Margaret Mitchell by Vom Winde verweht

Author:Vom Winde verweht [verweht, Vom Winde]
Language: deu
Format: epub
Published: 2011-01-05T10:31:39.783000+00:00


32

Immer noch hielt sie den roten Erdklumpen in der Hand, als sie die Stufen zum vorderen Hauseingang hinaufschritt. Die Tür auf der Rückseite des Hauses hatte sie lieber vermieden, Mammys scharfe Augen hätten sofort erkannt, daß etwas nicht in Ordnung war, und Scarlett wollte weder Mammy noch sonst jemanden sehen. Ihr war, als könne sie es nicht ertragen, je wieder einen Menschen zu sehen oder gar mit ihm zu sprechen. Von Scham, Enttäuschung und Bitterkeit empfand sie nichts, nur die Schwäche in ihren Knien und die große Leere in ihrem Herzen. Sie drückte den Lehm so fest, daß er ihr aus der geballten Faust durch die Finger glitt, und wiederholte immer wieder, wie ein Papagei: »Dies habe ich noch! Ja, dies habe ich noch!«

Sonst hatte sie nichts mehr, nur noch dieses rote Land, das sie vor ein paar Minuten hatte wegwerfen wollen wie ein zerrissenes Taschentuch, und nun war es ihr plötzlich wieder lieb und teuer. Dumpf ging ihr die Frage durch den Kopf, welcher Wahnsinn sie dazu getrieben haben könnte, es so gering zu achten. Hätte Ashley eingewilligt, sie hätte mit ihm fortgehen und all die Ihren, ohne auch nur einen Blick zurückzuwerfen, verlassen können. Aber sogar jetzt in ihrer Herzensleere war ihr bewußt, daß es ihr das Herz zerrissen hätte, diese teuren roten Hügel, die langen ausgewaschenen Wasserrinnen und die hohen schwarzen Kiefern zu verlassen. Sehnsüchtig wären ihre Gedanken bis in ihre letzte Stunde hierher zurückgekehrt. Nicht einmal Ashley hätte den Raum in ihrem Herzen ausfüllen können. Wie weise war Ashley, wie gut kannte er sie! Er brauchte ihr nur die feuchte Erde in die Hand zu drücken, um sie wieder zur Besinnung zu bringen.

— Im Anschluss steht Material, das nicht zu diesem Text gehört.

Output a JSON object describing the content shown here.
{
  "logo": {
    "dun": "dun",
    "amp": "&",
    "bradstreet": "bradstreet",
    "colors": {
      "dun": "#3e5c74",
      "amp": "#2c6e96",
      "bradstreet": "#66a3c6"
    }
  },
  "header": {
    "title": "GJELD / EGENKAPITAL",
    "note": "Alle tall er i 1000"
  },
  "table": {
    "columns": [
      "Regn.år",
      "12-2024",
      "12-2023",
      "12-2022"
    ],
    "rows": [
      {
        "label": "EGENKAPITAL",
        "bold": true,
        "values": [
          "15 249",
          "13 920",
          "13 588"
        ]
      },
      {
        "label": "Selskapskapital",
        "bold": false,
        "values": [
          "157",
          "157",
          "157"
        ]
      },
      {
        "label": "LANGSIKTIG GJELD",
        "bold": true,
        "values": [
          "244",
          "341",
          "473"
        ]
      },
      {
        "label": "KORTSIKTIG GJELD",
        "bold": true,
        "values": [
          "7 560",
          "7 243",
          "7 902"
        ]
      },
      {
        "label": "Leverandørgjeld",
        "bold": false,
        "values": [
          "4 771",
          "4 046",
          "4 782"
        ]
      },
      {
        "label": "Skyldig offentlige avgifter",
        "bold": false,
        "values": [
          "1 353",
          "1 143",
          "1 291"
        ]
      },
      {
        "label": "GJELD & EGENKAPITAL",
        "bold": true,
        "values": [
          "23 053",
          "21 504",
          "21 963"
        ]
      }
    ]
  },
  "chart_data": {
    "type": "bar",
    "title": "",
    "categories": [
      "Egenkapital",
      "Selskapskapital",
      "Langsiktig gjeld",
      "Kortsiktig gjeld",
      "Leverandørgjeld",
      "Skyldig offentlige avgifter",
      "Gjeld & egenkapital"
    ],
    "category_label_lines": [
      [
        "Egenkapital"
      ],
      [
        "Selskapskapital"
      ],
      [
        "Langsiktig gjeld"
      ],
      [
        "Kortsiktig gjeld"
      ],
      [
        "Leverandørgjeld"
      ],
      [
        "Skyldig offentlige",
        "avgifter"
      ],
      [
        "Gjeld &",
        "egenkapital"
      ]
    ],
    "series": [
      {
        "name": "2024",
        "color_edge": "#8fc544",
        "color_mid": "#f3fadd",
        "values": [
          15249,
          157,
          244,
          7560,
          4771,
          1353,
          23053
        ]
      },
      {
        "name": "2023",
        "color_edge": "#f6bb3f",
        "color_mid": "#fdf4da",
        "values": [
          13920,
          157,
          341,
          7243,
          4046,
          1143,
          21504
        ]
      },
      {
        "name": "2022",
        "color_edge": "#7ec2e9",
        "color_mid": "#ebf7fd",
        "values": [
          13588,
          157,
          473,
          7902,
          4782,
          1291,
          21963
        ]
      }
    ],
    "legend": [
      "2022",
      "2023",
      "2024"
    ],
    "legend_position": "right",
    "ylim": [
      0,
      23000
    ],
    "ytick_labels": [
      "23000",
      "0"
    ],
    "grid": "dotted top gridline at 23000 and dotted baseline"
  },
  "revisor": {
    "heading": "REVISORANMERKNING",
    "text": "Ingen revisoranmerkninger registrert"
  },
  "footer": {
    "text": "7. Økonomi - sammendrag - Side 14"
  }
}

Sie stand im Flur und wollte gerade die Tür hinter sich schließen, als sie Hufschlag vernahm und sich umdrehte, um die Auffahrt hinunterzublicken. Jetzt Besuch, das war zuviel! Sie würde in ihr Zimmer laufen und vorgeben, sie hätte Kopfweh.

Aber als sie den näher kommenden Wagen erblickte, regte sich ihre Neugier. Es war ein nagelneuer, glänzend lackierter Wagen, auch das Geschirr mit seinen polierten Messingbeschlägen war neu. Sicherlich Fremde. Niemand von ihren Bekannten hatte Geld für eine so prachtvolle Aufmachung.

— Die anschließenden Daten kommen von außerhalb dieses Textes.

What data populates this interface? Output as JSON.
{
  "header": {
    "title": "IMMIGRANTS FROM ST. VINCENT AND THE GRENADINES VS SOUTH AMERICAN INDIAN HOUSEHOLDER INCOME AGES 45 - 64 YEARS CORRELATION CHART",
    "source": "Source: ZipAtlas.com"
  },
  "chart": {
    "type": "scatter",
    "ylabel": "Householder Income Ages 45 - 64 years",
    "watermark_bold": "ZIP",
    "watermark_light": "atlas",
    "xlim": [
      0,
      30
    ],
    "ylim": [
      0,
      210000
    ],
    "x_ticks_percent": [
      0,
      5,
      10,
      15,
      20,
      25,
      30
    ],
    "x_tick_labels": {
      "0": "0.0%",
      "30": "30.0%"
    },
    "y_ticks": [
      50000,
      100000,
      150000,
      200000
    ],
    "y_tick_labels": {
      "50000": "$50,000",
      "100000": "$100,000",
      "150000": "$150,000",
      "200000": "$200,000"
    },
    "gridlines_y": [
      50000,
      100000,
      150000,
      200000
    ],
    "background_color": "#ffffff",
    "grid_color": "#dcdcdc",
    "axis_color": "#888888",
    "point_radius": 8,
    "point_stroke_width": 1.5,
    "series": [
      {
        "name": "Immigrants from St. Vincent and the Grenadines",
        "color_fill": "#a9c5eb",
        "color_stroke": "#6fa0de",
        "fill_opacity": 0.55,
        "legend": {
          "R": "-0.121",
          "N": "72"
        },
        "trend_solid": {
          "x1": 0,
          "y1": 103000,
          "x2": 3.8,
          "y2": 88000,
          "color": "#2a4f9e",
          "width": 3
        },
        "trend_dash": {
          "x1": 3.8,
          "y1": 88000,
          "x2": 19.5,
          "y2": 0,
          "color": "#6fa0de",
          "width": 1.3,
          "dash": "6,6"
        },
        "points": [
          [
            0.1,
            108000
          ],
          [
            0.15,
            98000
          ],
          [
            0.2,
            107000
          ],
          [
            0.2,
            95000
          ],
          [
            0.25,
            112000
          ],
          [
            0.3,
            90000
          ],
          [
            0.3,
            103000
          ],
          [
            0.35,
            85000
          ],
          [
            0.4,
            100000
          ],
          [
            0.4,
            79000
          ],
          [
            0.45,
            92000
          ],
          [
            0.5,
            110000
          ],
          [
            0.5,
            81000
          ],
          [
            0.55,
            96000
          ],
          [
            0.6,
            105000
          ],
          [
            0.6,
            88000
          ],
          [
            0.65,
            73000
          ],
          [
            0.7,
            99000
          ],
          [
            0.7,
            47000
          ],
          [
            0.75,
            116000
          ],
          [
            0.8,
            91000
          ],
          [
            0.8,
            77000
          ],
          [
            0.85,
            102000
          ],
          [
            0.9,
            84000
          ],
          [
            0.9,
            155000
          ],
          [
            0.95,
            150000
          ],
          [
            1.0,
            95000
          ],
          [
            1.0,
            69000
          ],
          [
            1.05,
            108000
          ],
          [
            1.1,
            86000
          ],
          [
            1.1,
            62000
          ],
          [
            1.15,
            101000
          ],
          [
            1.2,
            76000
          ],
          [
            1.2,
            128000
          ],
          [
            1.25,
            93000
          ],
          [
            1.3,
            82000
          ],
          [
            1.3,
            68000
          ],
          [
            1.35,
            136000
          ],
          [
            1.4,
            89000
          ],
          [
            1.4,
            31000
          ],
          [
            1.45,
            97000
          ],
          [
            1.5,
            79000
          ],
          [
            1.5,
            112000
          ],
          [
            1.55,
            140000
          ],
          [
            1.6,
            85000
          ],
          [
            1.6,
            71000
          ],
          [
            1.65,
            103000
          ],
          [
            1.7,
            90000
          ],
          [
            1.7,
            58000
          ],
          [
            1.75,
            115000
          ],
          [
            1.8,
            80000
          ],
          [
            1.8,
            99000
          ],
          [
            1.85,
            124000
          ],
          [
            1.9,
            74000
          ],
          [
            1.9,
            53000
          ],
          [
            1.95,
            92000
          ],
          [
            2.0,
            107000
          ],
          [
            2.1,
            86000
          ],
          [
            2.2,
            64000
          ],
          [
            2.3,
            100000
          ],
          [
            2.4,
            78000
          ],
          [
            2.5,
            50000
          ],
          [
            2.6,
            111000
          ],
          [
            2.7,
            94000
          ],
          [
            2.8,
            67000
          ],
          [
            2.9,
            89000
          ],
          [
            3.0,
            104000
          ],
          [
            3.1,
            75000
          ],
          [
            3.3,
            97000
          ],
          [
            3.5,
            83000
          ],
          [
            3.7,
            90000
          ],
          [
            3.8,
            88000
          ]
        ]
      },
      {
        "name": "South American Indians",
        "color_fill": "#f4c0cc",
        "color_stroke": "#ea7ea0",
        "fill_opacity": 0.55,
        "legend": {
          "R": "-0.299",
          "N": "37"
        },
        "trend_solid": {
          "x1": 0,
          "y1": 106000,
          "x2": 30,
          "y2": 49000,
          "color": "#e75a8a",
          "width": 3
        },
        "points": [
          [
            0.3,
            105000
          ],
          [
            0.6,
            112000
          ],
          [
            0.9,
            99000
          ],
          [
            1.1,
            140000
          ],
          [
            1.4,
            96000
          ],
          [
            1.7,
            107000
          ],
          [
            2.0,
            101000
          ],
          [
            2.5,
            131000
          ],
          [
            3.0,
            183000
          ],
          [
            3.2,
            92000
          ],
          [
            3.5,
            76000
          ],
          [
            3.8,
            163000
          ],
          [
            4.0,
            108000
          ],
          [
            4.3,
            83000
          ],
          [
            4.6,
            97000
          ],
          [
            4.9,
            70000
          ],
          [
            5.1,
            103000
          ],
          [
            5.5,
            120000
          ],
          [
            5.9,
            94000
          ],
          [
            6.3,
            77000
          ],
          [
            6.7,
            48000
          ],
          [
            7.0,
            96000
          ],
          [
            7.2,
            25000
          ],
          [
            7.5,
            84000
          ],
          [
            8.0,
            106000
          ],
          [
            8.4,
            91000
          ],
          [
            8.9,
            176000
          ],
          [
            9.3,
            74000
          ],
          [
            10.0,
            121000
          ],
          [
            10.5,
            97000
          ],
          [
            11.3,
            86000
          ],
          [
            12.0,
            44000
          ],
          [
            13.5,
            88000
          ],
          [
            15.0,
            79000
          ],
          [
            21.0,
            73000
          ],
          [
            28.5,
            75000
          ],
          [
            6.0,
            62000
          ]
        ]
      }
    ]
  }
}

Sie stand auf der Schwelle. Der eisige Zugwind wehte ihr die Röcke um die nassen Fußgelenke. Da hielt der Wagen vor dem Hause, und Jonas Wilkerson stieg aus. Scarlett war so überrascht, als sie ihren früheren Sklavenaufseher in einem so eleganten Wagen und in einem so kostbaren Mantel sah, daß sie ihren Augen nicht trauen wollte. Will hatte ihr erzählt, er sähe recht wohlhabend aus, seitdem er den neuen Posten in der Befreiungsbehörde habe. Eine Menge Geld hätte er gemacht, sagte Will. Hätte die Neger oder die Regierung oder alle beide beschwindelt, den Leuten die Baumwolle beschlagnahmt mit der Begründung, sie gehöre der konföderierten Regierung. Auf redliche Weise war er in dieser schweren Zeit sicher nicht zu all dem Gelde gekommen.

Da war er nun, stieg aus dem Wagen und half einer übermäßig aufgeputzten Frau heraus. Auf den ersten Blick sah Scarlett, daß die Farbe des Kleides für eine Dame viel zu grell war, aber trotzdem verschlang sie es mit den Blicken.